Suddenly, sewing has joined knitting as a hobby for 20- and 30-somethings.

How-to books are selling well and instructors say classes are packed with young people from Los Angeles to New York. And stores that stock the tools of the craft - thick spools of knitting yarn to tiny sewing-machine bobbins - are doing brisk business.

"It's very 2003," said Elissa Meyrich, who teaches sewing and knitting five nights a week from a cozy studio in Manhattan's Garment District. "All of a sudden this stuff is cool -- not fuddy-duddy anymore."

The crafts have gained steam in the past year. The sagging economy has dried up fat personal wardrobe budgets and the cable design hit "Trading Spaces" has helped create a new wave of do-it-yourselfers.

Meyrich said her 2½-hour introductory sewing class is overflowing. She teaches it several nights a week for $70. Sales of her book "Sew Fast Sew Easy," which was published last summer, have picked up.

Mattie Kennedy, a 33-year-old executive assistant, took the class after she found a 1950s-era Singer sewing machine at a street side junk sale.

"I never wanted to take home ec in school," she said. "I thought I was going to have to stay home and have babies. But this is so creative."

With a boost from celebrity enthusiasts that include Julia Roberts and Cameron Diaz, knitting has also turned into more than warm-and-fuzzy scarves doled out at Christmas.

Suss Cousins, who makes custom clothing and costumes for television and movies, said her knitting class in Los Angeles is more popular than ever.

She's determined to make knitting more than a solitary, armchair hobby. She turns it into a social event, serving martinis and homemade dishes on Tuesday nights while her students learn the craft in comfortable, low-slung chairs.

And her students go beyond working up a version of grandma's cable-knit sweater. She teaches them how to knit ponchos, wraps - even knitted cell phone covers.

"They just come in, sit down and relax," she said. "They walk out of there, and they can do something they couldn't do when they entered my store. I love that."

She said her latest clients include actors Sandra Bullock and Katey Sagal.

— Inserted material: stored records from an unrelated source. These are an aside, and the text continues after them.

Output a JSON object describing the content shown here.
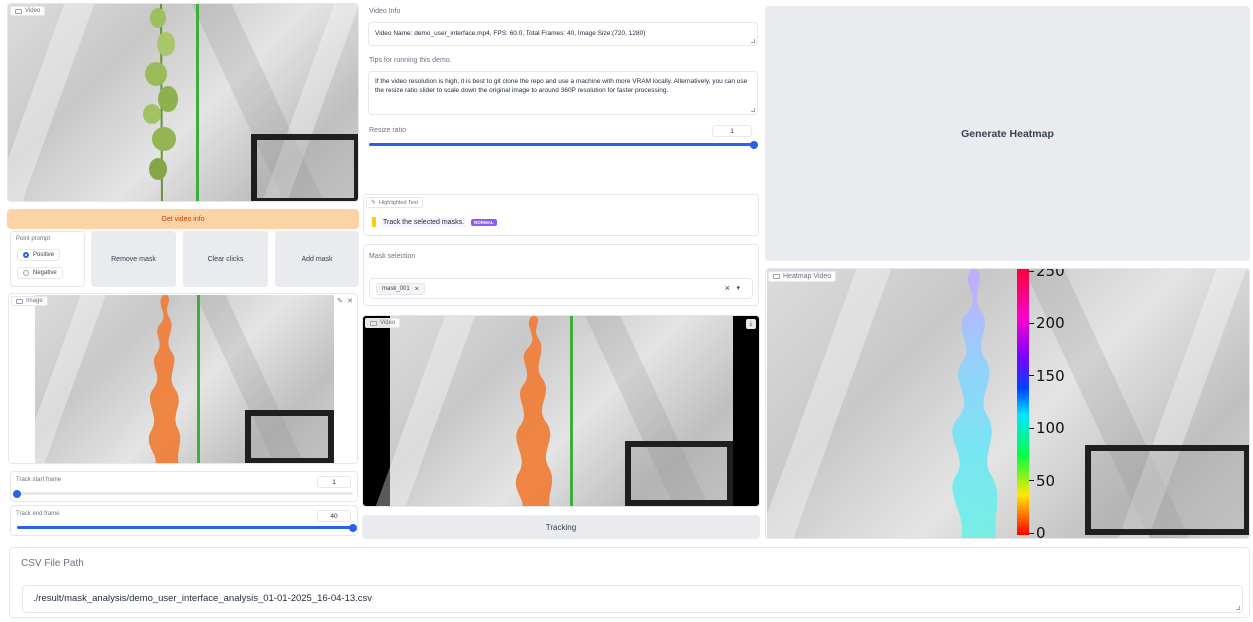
{
  "left_video": {
    "tag_label": "Video"
  },
  "get_video_info_label": "Get video info",
  "point_prompt": {
    "label": "Point prompt",
    "positive": "Positive",
    "negative": "Negative",
    "selected": "Positive"
  },
  "buttons": {
    "remove_mask": "Remove mask",
    "clear_clicks": "Clear clicks",
    "add_mask": "Add mask"
  },
  "image_panel": {
    "tag_label": "Image"
  },
  "track_start": {
    "label": "Track start frame",
    "value": "1",
    "fraction": 0.0
  },
  "track_end": {
    "label": "Track end frame",
    "value": "40",
    "fraction": 1.0
  },
  "video_info": {
    "label": "Video Info",
    "value": "Video Name: demo_user_interface.mp4, FPS: 60.0, Total Frames: 40, Image Size:(720, 1280)"
  },
  "tips": {
    "label": "Tips for running this demo.",
    "value": "If the video resolution is high, it is best to git clone the repo and use a machine with more VRAM locally. Alternatively, you can use the resize ratio slider to scale down the original image to around 360P resolution for faster processing."
  },
  "resize": {
    "label": "Resize ratio",
    "value": "1",
    "fraction": 1.0
  },
  "highlighted": {
    "tag_label": "Highlighted Text",
    "text": "Track the selected masks.",
    "badge": "NORMAL"
  },
  "mask_selection": {
    "label": "Mask selection",
    "chip": "mask_001",
    "chip_close": "×",
    "clear": "×",
    "arrow": "▾"
  },
  "middle_video": {
    "tag_label": "Video"
  },
  "tracking_label": "Tracking",
  "generate_heatmap_label": "Generate Heatmap",
  "heatmap_video": {
    "tag_label": "Heatmap Video"
  },
  "colorbar": {
    "ticks": [
      "250",
      "200",
      "150",
      "100",
      "50",
      "0"
    ]
  },
  "csv": {
    "label": "CSV File Path",
    "value": "./result/mask_analysis/demo_user_interface_analysis_01-01-2025_16-04-13.csv"
  },
  "colors": {
    "accent": "#2563eb",
    "orange_button": "#fbd3a4",
    "mask_orange": "#ee7f3c",
    "badge_purple": "#8b5cf6"
  },
  "icons": {
    "close": "close-icon",
    "download": "download-icon",
    "video": "video-icon",
    "image": "image-icon"
  }
}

Cousins traces the renewed popularity directly to Sept. 11, 2001. Since the attacks, she said, people are hungry to make meaningful things with their hands, and to connect with time-honored family traditions.

And she has all the evidence she needs of the new mainstream appeal of sewing and knitting when she looks at the faces of her students. Next week, eight new students will take up needle and yarn. They are all men.

"All of a sudden, I have guys in the classes," she said. "People are so hungry to keep things alive that used to be. It's an old craft, and now it's becoming so popular. It's inspiring."